There is a link to the Arduino Robot at the Arduino site right now, but the robot won't be available through normal channels until July. You can at least read a few of the specs and get a look at the hardware.
I haven't seen an official price on this robot yet, but I've seen rumors on Google Plus that the price will be $275. I'm really hoping this is just a rumor, because that seems extremely overpriced.
I do think an official Arduino robot is an awesome idea. I've always thought a curriculum based around robotics, or more specifically, Arduino robotics, would be incredible. A robotics curriculum could be tailored to encompass math,science, computer science, physics and shop - all in one. If you have groups design and market a project, you could even throw free enterprise into the mix.
I'm not sure this Arduino robot is the best design, based on what I've seen so far.
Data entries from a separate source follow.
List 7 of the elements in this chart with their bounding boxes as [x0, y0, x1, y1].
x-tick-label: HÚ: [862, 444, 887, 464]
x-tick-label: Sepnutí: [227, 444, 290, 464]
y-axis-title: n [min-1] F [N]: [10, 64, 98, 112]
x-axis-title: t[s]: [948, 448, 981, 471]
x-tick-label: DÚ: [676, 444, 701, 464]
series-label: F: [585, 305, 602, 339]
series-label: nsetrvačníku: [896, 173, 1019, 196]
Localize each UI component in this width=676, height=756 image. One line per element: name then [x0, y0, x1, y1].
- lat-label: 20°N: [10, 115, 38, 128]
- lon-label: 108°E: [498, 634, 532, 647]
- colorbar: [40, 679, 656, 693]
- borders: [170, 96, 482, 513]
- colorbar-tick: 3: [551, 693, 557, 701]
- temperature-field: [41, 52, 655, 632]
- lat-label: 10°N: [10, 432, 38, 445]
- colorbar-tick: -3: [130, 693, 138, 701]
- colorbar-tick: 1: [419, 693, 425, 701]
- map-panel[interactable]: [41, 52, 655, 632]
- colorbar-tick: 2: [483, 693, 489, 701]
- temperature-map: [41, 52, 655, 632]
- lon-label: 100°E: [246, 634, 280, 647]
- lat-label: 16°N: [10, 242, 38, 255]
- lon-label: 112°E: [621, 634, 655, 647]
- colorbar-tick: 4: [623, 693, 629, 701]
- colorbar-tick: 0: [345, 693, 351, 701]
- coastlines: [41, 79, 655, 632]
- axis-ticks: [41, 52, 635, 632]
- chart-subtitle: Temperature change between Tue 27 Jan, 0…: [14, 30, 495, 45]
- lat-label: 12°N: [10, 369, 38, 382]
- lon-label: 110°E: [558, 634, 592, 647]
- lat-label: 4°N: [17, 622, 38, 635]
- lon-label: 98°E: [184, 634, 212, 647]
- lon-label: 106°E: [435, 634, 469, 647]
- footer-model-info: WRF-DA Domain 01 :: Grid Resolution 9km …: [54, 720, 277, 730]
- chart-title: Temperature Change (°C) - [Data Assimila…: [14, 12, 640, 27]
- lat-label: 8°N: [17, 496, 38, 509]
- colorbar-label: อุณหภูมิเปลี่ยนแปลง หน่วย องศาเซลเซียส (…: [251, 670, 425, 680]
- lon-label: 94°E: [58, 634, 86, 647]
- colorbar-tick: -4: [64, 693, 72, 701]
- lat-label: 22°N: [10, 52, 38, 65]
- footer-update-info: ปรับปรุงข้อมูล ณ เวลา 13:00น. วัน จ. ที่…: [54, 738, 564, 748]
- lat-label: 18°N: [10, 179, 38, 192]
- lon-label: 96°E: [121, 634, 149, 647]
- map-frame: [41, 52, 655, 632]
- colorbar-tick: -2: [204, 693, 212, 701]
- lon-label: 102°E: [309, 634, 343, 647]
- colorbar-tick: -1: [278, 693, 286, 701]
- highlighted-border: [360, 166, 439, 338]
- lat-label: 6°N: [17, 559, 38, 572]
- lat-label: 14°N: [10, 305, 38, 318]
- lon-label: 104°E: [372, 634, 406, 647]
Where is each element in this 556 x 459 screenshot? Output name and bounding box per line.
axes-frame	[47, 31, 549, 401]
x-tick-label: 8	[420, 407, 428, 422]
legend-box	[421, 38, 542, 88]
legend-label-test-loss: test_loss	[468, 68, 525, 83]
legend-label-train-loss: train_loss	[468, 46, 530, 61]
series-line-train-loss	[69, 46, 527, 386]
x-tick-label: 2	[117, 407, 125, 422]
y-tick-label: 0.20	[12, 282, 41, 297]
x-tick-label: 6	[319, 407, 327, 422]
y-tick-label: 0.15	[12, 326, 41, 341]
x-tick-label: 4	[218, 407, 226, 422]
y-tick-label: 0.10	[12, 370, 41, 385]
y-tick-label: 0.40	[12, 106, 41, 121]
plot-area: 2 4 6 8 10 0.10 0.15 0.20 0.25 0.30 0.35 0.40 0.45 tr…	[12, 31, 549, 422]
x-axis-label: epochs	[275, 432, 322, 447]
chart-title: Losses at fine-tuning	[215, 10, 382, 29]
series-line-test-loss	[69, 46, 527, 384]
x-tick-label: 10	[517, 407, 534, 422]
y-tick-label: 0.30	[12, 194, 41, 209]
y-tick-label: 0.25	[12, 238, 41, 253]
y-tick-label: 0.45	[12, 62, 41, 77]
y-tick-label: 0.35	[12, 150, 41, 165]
While there are some things I really like, there are probably more things about the Arduino Robot that I think could have been done much better.
Things I like - the LCD panel, control pad and built in speakers are really nice for input/output. I haven't used one of the Arduino branded LCD TFT's before, but it looks like a pretty good screen, and it has a nice library backing it up. I also like the 3 pin headers going all around the robot.
There are two major negatives to this robot, however. The micro controller and the the motors.
The micro controller is an Atmega 32u4. This is a fine controller, and is the same chip used on the Arduino Leonardo. I would have much preferred to see Arduino use the Atmega 2560, the same chip used on the Arduino Mega 2560. The Atmega 32u4 only has 32K of program space vs. 256K on the Atmega 2560. There are also a ton more input/output pins on the Atmega 2560.
I initially thought that the Arduino Due would have made a better processing backbone for this robot, but the combination of being a 3.3V system and having sketchy library support would make it a bad choice.
I would normally consider the Atmega 32u4 to be a fine choice, but by the time pins and program memory are taken up by driving the motors and LCD screen - is there enough left over to have fun with?
One other major flaw I suspect are the drive motors. I have no idea what motors they are yet, but from photos they appear to be cheap toy-class motors in white plastic housings. Maybe they perform and survive better than they look like they will.
If this is a $100 robot kit, then my above criticisms are not really warranted. If this is a $200+ kit, then I think Arduino could have done a lot better. Until we hear what the actual price is, and I find out how good the motors are this is nothing but conjecture.
An Arduino Robot is a great idea, I'm just afraid this might be sub-par implementation.
The greatest thing about Arduino never has been it's hardware though. It's always been the unified support of it's community.